Major Changes Looming for Georgia’s Film Tax Credit

Dave Williams

Tuesday, February 20th, 2024

Capitol Beat is a nonprofit news service operated by the Georgia Press Educational Foundation that provides coverage of state government to newspapers throughout Georgia. For more information visit capitol-beat.org.

Georgia legislative leaders’ pledge to rein in some of the state’s generous tax breaks to industry is starting with the most expensive on the books: the film tax credit.

A bill introduced in the Georgia House of Representatives earlier this month would require film production companies to meet at least four of nine criteria to qualify for an additional 10% tax credit on top of the 20% base credit the General Assembly enacted in 2008. House Bill 1180 also would raise the minimum companies would have to spend to earn the credit, and put new limits on the selling of credits.

“Our film tax credit has been very, very successful for Georgia,” House Speaker Jon Burns, R-Newington, said Feb. 7 during a news conference unveiling the bill. “We want to make sure that we streamline our tax credit so we continue to get the absolute best return on that investment.”

The film tax credit is widely credited with making Georgia one of the top movie and television production states in the nation. The existence of the credit generated $8.55 billion in economic impact in fiscal 2022, according to a study released late last year.

“What we have created here in Georgia is more extraordinary than you may realize,” independent filmmaker Tiffany FitzHenry of Peachtree City told members of the House Economic Development & Tourism Committee Feb. 13.

“We have the largest, most skilled crew base in the world, infrastructure and technology that is second to none, more stages, camera-ready communities and a bigger footprint for production than anywhere on the planet.”

At the same time, the film tax credit is costing Georgia taxpayers about $1 billion a year in lost tax revenue, making it by far the most expensive in the state’s arsenal of tax incentives.
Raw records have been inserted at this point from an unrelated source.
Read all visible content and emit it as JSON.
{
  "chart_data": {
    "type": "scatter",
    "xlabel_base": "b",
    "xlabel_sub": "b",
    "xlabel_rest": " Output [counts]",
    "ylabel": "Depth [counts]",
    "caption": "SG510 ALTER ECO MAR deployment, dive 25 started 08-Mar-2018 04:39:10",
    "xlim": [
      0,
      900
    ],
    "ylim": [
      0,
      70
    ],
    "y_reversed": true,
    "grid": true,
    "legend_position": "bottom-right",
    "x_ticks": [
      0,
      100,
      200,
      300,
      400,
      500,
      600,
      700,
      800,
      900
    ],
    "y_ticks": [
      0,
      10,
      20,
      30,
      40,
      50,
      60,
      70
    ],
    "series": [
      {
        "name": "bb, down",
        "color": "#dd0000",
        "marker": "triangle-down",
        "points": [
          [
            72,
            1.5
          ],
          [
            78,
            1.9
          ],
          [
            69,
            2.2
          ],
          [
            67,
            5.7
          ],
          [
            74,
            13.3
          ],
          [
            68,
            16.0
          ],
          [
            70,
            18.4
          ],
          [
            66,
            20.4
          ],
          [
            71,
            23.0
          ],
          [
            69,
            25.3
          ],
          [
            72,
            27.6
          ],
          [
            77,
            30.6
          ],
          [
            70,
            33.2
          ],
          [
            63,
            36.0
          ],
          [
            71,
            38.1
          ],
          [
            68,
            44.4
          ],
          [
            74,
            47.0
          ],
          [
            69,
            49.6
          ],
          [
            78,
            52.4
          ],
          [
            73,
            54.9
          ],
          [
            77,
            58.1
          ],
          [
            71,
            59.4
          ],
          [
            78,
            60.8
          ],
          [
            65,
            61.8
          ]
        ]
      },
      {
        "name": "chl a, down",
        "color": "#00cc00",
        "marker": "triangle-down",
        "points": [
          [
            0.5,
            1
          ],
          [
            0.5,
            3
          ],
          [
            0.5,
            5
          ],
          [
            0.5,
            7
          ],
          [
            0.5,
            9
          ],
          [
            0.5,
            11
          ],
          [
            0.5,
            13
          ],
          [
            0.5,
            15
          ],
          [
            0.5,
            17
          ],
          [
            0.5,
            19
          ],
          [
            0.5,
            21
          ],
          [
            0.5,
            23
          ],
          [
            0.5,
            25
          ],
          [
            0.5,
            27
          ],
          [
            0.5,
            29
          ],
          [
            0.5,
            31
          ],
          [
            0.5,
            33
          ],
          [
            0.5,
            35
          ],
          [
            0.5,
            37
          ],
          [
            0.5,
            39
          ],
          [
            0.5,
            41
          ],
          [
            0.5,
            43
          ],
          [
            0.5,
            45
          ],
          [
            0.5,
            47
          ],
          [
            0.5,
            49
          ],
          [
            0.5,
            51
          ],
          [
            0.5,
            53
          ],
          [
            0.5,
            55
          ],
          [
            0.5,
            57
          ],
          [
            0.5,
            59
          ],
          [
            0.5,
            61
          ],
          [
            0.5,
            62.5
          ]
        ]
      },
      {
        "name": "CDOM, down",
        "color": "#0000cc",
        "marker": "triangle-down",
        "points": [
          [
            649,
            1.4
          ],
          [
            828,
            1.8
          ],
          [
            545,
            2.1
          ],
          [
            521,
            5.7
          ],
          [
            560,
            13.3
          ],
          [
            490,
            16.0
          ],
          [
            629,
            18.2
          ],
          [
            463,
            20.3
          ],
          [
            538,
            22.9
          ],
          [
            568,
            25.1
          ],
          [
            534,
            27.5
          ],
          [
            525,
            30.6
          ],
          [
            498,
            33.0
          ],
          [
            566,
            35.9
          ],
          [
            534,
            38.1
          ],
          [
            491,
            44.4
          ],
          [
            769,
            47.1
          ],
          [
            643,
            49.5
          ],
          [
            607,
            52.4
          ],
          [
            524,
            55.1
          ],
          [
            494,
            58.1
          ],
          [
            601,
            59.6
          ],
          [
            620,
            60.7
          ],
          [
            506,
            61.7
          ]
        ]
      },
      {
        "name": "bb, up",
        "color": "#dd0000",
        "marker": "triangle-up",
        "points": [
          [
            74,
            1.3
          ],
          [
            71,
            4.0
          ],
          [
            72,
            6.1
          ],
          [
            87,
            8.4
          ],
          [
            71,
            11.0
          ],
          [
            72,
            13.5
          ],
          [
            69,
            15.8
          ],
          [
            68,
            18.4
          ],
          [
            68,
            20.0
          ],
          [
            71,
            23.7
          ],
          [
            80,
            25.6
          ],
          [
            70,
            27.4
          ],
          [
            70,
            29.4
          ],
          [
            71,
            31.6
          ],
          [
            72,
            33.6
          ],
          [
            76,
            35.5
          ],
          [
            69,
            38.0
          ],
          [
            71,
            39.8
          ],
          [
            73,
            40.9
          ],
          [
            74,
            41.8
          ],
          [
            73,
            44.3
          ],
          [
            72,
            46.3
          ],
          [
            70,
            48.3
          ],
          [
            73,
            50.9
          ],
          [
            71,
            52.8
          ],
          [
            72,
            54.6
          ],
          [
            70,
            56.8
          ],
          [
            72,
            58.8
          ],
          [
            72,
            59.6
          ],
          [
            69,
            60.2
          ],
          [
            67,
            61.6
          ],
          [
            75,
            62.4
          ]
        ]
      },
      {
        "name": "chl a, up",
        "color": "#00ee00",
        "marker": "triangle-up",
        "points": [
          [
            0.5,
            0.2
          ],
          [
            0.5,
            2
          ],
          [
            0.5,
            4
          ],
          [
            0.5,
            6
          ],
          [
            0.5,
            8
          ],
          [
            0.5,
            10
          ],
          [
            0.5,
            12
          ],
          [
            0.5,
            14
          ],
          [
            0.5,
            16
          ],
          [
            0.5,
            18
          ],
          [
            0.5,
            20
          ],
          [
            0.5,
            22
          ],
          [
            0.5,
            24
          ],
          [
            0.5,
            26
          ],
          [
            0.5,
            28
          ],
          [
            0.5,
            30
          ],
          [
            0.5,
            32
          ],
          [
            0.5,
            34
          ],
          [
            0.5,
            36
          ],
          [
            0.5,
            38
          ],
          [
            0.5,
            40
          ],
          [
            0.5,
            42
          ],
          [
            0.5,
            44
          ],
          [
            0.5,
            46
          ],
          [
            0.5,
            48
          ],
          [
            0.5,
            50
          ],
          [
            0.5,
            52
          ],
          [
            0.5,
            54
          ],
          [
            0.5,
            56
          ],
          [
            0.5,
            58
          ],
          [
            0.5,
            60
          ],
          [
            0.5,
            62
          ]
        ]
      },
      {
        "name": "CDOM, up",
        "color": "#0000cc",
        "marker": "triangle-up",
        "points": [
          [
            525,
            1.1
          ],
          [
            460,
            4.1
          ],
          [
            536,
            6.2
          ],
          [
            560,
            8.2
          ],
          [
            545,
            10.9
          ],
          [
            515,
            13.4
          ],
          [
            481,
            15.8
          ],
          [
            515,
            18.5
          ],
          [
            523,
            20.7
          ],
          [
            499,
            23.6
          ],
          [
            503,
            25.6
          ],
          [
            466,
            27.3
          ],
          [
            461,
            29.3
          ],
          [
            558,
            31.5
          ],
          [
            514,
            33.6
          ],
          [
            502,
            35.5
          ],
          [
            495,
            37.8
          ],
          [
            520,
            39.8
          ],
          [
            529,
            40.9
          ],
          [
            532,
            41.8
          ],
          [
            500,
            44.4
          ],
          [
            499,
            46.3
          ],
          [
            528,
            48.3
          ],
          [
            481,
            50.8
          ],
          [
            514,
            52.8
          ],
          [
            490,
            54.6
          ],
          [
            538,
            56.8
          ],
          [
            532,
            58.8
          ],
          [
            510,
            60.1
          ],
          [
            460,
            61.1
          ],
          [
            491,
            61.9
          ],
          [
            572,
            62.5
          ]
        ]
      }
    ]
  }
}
The General Assembly first sought to limit that fiscal impact on the state’s coffers in 2020, passing legislation requiring all film productions located in Georgia to undergo mandatory audits by the state Department of Revenue or third-party auditors selected by the state agency.

But House Bill 1180 promises to be more far-reaching in its potential impact.

Under the bill, film production companies must meet at least four of the following criteria to qualify for the most lucrative tax credit:

  • At least 50% of the crew on a given film production working in the state must be Georgia residents.

  • At least 50% of the vendors providing goods or services to film production crews must be Georgia vendors.

  • The film production company must spend at least $30 million in Georgia.

  • At least 50% of a production’s photography days must occur in one or more rural counties in Georgia.

  • At least 50% of the photography days in studio facilities must take place in Georgia studios, or the company must make capital improvements to a studio.

  • At least 50% of the photography days in studio facilities must take place in Georgia studios, or the company must enter into a long-term lease for a studio in Georgia.

  • At least 20% of a company’s post-production spending must be with Georgia vendors.

  • The company must participate in at least one Georgia workforce development program.

  • The company must include the Georgia promotional logo in its final production or engage in alternative marketing opportunities approved by the state Department of Economic Development.

The bill also doubles the amount a production company must spend on a single production to qualify for the tax credit from $500,000 to $1 million.

A third provision would cap the total amount of sales or transfers of credits within a calendar year at 2.5% of the governor’s revenue estimate for that year.

The bill has been endorsed by the Georgia Budget and Policy Institute, which has long called for tighter controls on the state’s tax incentives.

“These common-sense safeguards would keep hundreds of millions of Georgians’ tax dollars in-state, rather than flowing to enrich out-of-state corporations, while placing important guardrails to better manage the state’s largest tax credit program,” said Danny Kanso, the organization’s senior fiscal analyst.

Representatives of the state’s film industry have pledged to work with lawmakers on the bill as it moves through the General Assembly while ensuring it doesn’t endanger what has been a hugely successful program.

“Georgia legislators and state leaders have a long history of bipartisan, pro-job creation policy decisions that have allowed our state’s film and television production industry to compete on the world stage, creating billions of dollars in economic impact to the benefit of Georgians across the state,” said Kelsey Moore, executive director of the Georgia Screen Entertainment Coalition.

“GSEC is committed to continuing to work with state legislators to maintain our state’s successful film tax credit and the economic opportunity it fuels for tens of thousands of Georgians and businesses.”